T-commerce, or trade via a smart digital TV-set, has seen a lot of proof-of-concept activity over the last year and a half and is now poised to take off in 2019.
T-commerce acts as a marketing channel,enabling interactive advertising and addressable advertising. The two primary drivers for its current projected growth are scale and connectivity, both of which are nearing tipping points. In the US, 74% of households now have at least one active connected television device, and voice-enabled devices are expected to reach more than 90 million users by the end of this year. Additional impetus will come from smart TV OEMs anxious to tap into the t-commerce revenue stream to help boost razor-thin margins in a highly competitive industry.
With t-commerce, one can draw parallels to the early stages of mobile commerce. Ten years ago, very few people could have envisioned themselves buying laundry detergent on a mobile device. It took three key developments to change that: massive growth in connectivity following the birth of smartphones, widespread deployment and adoption of user friendly commerce interfaces and the formalization of secure payment systems. M-commerce sales grew from less than $25 billion and 11% of total e-commerce sales in 2012 to an estimated $208 billion and almost 33% of total e-commerce sales in 2018. They are projected to surpass $420 billion and account for nearly 54% of all e-commerce by 2021.
The first element — device connectivity — is already in place for t-commerce growth. With the latest generation of smart TVs boasting a significant increase in processing power, a growing number of viewers regularly rely on them to provide a superior connected experience through the delivery of high-quality video assets. That beefed-up processing power is being harnessed to enable speedy and increasingly seamless t-commerce solutions. This will provide the underlying framework for an emerging t-commerce ecosystem.
M-commerce, or the buying and selling of goods and services through wireless handheld devices, really picked up steam when OEMs and app developers started including user-friendly commerce interfaces on their mobile devices, and that’s already happening with smart TV OEMs. All the major players, from LG to Sony, are enabling t-commerce by building in the capability for retailers to introduce storefronts on their devices. As an example, the ShopTV app is now available for download on almost 50 million smart TVs in the US. The current user community is much smaller, of course, probably in the tens of thousands, and consumer education will be necessary to scale the user base. But the interface is there and available for use.
Smart TV OEMs are motivated to do everything they can to spur the growth of t-commerce. They are in a highly competitive market where margins are getting thinner every year, so they are anxious to pursue all new monetization opportunities. Possible revenue-generation models include payments based on sales generated through the OEM’s platform, viewers driven to the app or CPM-based reach metrics. There will no doubt be a period of testing to determine which models work best and offer the greatest revenue-generation potential, but these are all viable models that already exist in the digital advertising ecosystem.
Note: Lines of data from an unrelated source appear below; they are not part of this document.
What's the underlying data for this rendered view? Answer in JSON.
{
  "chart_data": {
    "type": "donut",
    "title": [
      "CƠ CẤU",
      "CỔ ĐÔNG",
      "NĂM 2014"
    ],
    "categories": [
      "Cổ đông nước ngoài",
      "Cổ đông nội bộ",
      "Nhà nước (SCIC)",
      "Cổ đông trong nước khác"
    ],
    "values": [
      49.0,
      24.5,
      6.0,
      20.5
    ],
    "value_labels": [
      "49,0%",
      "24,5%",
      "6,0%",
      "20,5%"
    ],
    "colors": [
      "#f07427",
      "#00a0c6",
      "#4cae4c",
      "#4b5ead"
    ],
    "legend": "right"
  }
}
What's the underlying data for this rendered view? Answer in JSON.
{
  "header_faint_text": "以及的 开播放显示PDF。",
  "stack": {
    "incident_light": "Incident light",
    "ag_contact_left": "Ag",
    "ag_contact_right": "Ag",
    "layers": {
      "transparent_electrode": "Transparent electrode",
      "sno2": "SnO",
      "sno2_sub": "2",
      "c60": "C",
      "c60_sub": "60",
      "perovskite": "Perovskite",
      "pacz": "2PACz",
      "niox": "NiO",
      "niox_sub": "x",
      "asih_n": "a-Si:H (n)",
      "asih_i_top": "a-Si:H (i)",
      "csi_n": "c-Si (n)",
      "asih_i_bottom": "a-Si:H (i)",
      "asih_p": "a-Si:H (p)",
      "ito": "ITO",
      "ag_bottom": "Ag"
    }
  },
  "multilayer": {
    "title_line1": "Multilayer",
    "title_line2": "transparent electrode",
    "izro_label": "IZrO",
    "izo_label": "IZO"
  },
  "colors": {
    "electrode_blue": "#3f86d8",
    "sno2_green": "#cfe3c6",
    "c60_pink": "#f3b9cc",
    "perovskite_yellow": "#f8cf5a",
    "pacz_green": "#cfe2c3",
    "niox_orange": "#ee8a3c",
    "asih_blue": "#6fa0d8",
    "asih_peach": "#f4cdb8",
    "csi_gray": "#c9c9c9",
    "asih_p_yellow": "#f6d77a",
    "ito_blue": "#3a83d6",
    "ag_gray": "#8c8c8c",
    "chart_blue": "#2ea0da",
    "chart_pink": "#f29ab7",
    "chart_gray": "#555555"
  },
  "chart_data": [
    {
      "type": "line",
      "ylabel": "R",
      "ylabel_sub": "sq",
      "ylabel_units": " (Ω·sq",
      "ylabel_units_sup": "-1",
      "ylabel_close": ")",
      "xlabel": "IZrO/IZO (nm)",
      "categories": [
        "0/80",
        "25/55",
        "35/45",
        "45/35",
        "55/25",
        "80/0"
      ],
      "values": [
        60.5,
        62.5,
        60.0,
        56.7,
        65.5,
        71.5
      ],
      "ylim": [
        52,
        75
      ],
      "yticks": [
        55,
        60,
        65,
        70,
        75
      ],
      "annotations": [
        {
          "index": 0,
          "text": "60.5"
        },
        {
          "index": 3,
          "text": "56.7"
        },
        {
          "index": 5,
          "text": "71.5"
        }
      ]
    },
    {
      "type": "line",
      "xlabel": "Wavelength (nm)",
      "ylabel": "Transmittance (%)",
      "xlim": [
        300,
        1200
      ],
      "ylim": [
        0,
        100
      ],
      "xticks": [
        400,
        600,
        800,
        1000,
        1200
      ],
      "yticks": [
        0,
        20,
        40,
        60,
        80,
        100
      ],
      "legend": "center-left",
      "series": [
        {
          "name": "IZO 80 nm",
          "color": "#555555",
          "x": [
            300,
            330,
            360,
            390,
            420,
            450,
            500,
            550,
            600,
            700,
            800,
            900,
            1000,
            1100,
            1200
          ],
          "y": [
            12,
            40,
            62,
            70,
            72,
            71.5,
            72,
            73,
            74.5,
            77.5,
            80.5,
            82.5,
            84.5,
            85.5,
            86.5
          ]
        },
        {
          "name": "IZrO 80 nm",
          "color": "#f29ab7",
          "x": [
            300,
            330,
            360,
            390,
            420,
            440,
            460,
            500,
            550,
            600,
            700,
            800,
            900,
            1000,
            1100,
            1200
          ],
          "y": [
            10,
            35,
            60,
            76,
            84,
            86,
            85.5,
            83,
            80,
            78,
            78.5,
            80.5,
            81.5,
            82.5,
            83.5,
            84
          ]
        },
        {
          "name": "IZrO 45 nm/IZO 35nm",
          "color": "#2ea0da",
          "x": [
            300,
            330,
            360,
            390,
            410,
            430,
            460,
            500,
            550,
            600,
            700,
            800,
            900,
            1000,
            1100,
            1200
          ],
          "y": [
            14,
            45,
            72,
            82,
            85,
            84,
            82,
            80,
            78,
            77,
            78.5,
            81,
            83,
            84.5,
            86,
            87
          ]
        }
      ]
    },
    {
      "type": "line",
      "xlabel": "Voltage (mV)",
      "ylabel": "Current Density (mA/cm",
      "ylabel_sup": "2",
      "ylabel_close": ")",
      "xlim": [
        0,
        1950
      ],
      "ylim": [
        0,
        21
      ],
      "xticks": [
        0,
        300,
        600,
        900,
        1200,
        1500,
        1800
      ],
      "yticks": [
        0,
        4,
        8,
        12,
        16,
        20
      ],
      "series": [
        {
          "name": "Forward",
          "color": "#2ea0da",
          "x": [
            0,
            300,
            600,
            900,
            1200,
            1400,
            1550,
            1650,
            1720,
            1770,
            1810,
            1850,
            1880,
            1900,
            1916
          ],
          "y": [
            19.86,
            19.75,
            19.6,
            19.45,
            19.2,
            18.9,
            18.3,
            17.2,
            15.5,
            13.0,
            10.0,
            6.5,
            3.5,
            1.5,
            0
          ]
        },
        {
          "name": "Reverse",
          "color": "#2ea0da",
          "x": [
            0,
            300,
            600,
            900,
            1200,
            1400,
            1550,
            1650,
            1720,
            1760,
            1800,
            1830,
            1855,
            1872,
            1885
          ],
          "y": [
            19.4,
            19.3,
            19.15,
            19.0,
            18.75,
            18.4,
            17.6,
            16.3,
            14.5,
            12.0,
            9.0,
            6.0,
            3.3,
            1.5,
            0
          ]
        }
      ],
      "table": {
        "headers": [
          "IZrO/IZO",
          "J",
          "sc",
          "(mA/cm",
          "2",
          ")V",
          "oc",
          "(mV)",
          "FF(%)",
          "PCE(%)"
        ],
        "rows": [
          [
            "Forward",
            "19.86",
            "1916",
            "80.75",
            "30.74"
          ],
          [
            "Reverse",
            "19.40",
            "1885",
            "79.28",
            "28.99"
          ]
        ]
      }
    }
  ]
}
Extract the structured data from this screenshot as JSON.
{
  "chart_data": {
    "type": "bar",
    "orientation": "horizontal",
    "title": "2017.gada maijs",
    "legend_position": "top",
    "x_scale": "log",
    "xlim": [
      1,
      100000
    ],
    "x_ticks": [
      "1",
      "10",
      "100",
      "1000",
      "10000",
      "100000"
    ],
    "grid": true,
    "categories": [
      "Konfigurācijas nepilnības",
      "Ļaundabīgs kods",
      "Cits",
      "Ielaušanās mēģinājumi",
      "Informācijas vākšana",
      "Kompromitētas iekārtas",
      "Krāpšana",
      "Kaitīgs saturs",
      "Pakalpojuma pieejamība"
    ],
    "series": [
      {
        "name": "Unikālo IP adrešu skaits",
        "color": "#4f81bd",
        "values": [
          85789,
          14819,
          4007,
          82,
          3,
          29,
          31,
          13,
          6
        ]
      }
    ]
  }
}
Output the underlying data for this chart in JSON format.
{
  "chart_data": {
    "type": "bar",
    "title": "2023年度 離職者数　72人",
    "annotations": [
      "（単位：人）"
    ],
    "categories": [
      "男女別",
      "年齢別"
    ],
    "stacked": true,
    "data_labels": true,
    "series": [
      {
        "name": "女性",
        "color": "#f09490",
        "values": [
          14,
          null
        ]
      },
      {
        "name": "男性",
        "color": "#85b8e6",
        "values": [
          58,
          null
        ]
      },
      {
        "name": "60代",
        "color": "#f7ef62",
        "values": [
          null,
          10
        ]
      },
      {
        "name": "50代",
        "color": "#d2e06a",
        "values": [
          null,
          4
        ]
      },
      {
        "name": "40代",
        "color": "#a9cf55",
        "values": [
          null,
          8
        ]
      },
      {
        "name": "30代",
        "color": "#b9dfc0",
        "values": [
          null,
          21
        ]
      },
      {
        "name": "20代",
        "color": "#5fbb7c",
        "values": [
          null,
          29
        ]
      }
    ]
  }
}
The third piece of the puzzle — secure payment — will be a slightly greater challenge for t-commerce than it was for m-commerce, as TVs tend to exist as shared household devices. Additional security parameters will have to be put in place to make sure the person making a purchase is the approved individual. A PIN-based solution is one possibility, but as smart TV OEMs begin building technologies like facial recognition into their devices, more advanced solutions will become feasible.
The way viewers physically interact with their TVs is changing from the traditional “lean-back” experience to one that is user-driven and on-demand. Viewers control what they watch and when they watch it, and they can consume different content at will. An offshoot of that evolution is a strong opportunity for brand marketers to use t-commerce as a way to leverage media that they are already purchasing, such as ads on linear TV. Because consumers are already used to engaging with their smart TVs interactively for content purposes, they will be more open to using it for t-commerce transactions.
In marketing terms, TV will no longer be a one-way communication channel. T-commerce will make it a two-way street where viewers can interact with and purchase from their favorite brands. For example, advertisers will be able to introduce special offers that viewers can participate in immediately by providing a mobile number. Ultimately, consumers will be able to make direct purchases of an advertised product via their smart TVs. The t-commerce revolution has the potential both to increase sales and profits, and to radically improve brands’ ROAS (return-on-advertising-spend).
Early adopters in the marketing community stand to reap the greatest benefits from this emerging technology. T-commerce is not a concept anymore. It’s real, it’s here now and several marketers are already implementing strategies to learn the best ways to engage with consumers in new ways, on television. In the evolution of commerce from brick-and-mortar to online to mobile, t-commerce is the next logical step in marketers’ multichannel efforts to give consumers what they want, when they want it. It’s time for marketers to move on this new technology or risk getting left behind.
Tripp Boyle serves as senior vice president at Connekt, where he is responsible for driving strategic business deals and partnerships with advertisers, brands and content companies.